Programas sociais são obrigação para os satélites da Starlink e Swarm
O aval concedido na semana passada pela Agência Nacional de Telecomunicações (Anatel) para a Starlink, do fundador da SpaceX, Elon Musk, e sua concorrente Swarm operarem satélites de baixa órbita no Brasil foi uma iniciativa que transformou aquilo que parecia ser apenas um balão de ensaio numa oportunidade de destravar uma série de programas sociais baseados em conexão de internet pelas regiões mais necessitadas do país.
Historicamente, a comunicação via satélite apresenta um custo superior ao custo de uma conexão terrestre. Isto se deve ao alto investimento para se desenvolver e lançar um satélite, sendo que os satélites têm uma capacidade de transmissão definida no seu desenho, e as empresas proprietárias buscam remunerar seu investimento vendendo esta capacidade.

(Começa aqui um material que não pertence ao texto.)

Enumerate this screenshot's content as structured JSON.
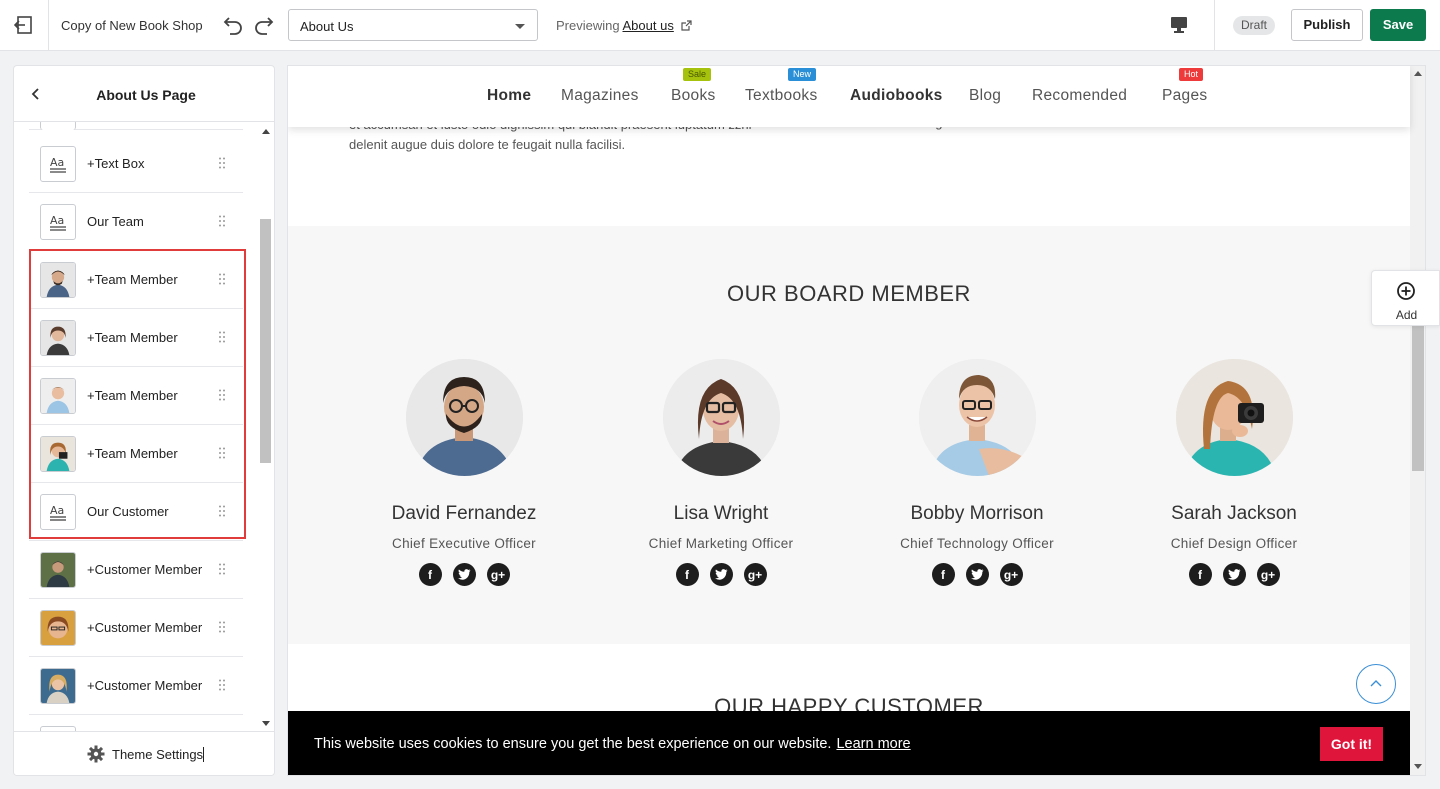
{
  "topbar": {
    "shop_name": "Copy of New Book Shop",
    "page_select": "About Us",
    "previewing_label": "Previewing",
    "previewing_link": "About us",
    "status_badge": "Draft",
    "publish_label": "Publish",
    "save_label": "Save",
    "save_color": "#0d7a4e"
  },
  "left_panel": {
    "title": "About Us Page",
    "items": [
      {
        "label": "+Text Box",
        "icon": "text-block-icon"
      },
      {
        "label": "Our Team",
        "icon": "text-block-icon"
      },
      {
        "label": "+Team Member",
        "icon": "person-avatar"
      },
      {
        "label": "+Team Member",
        "icon": "person-avatar"
      },
      {
        "label": "+Team Member",
        "icon": "person-avatar"
      },
      {
        "label": "+Team Member",
        "icon": "person-avatar"
      },
      {
        "label": "Our Customer",
        "icon": "text-block-icon"
      },
      {
        "label": "+Customer Member",
        "icon": "person-avatar"
      },
      {
        "label": "+Customer Member",
        "icon": "person-avatar"
      },
      {
        "label": "+Customer Member",
        "icon": "person-avatar"
      }
    ],
    "footer_label": "Theme Settings",
    "highlight_color": "#e13c3c"
  },
  "site": {
    "nav": [
      {
        "label": "Home",
        "bold": true
      },
      {
        "label": "Magazines",
        "bold": false
      },
      {
        "label": "Books",
        "bold": false,
        "badge": "Sale",
        "badge_color": "#a6c20c"
      },
      {
        "label": "Textbooks",
        "bold": false,
        "badge": "New",
        "badge_color": "#2a8fd6"
      },
      {
        "label": "Audiobooks",
        "bold": true
      },
      {
        "label": "Blog",
        "bold": false
      },
      {
        "label": "Recomended",
        "bold": false
      },
      {
        "label": "Pages",
        "bold": false,
        "badge": "Hot",
        "badge_color": "#ee3a3a"
      }
    ],
    "intro_line1": "et accumsan et iusto odio dignissim qui blandit praesent luptatum zzril",
    "intro_line2": "delenit augue duis dolore te feugait nulla facilisi.",
    "intro_col2_line1": "dolore te feugait nulla facilisi.",
    "board_title": "OUR BOARD MEMBER",
    "members": [
      {
        "name": "David Fernandez",
        "role": "Chief Executive Officer"
      },
      {
        "name": "Lisa Wright",
        "role": "Chief Marketing Officer"
      },
      {
        "name": "Bobby Morrison",
        "role": "Chief Technology Officer"
      },
      {
        "name": "Sarah Jackson",
        "role": "Chief Design Officer"
      }
    ],
    "happy_title": "OUR HAPPY CUSTOMER",
    "cookie_message": "This website uses cookies to ensure you get the best experience on our website.",
    "cookie_link": "Learn more",
    "cookie_button": "Got it!",
    "cookie_button_color": "#e0153c"
  },
  "add_panel": {
    "label": "Add"
  }
}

Nos últimos anos, no entanto, o desenvolvimento de novas tecnologias vem aumentado a capacidade de transmissão dos satélites, consequentemente reduzindo drasticamente a diferença de custo comparado com serviços terrestres. Hoje, já temos os satélites de alta capacidade (HTS – High Throughput Satellites) que conseguem conectar em altas velocidades e com preços bastante interessantes. Os satélites de baixa órbita prometem fechar este gap e equiparar velocidades e custos aos serviços terrestres.
As grandes vantagens dos satélites de baixa órbita (LEO) são a baixa latência e a alta capacidade que eles podem entregar. Estes satélites vão orbitar a terra numa altitude entre 500 e 2.000 quilômetros e possibilitam utilizar dispositivos menores e mais baratos, o que também vai simplificar e facilitar as instalação dos equipamentos em terra.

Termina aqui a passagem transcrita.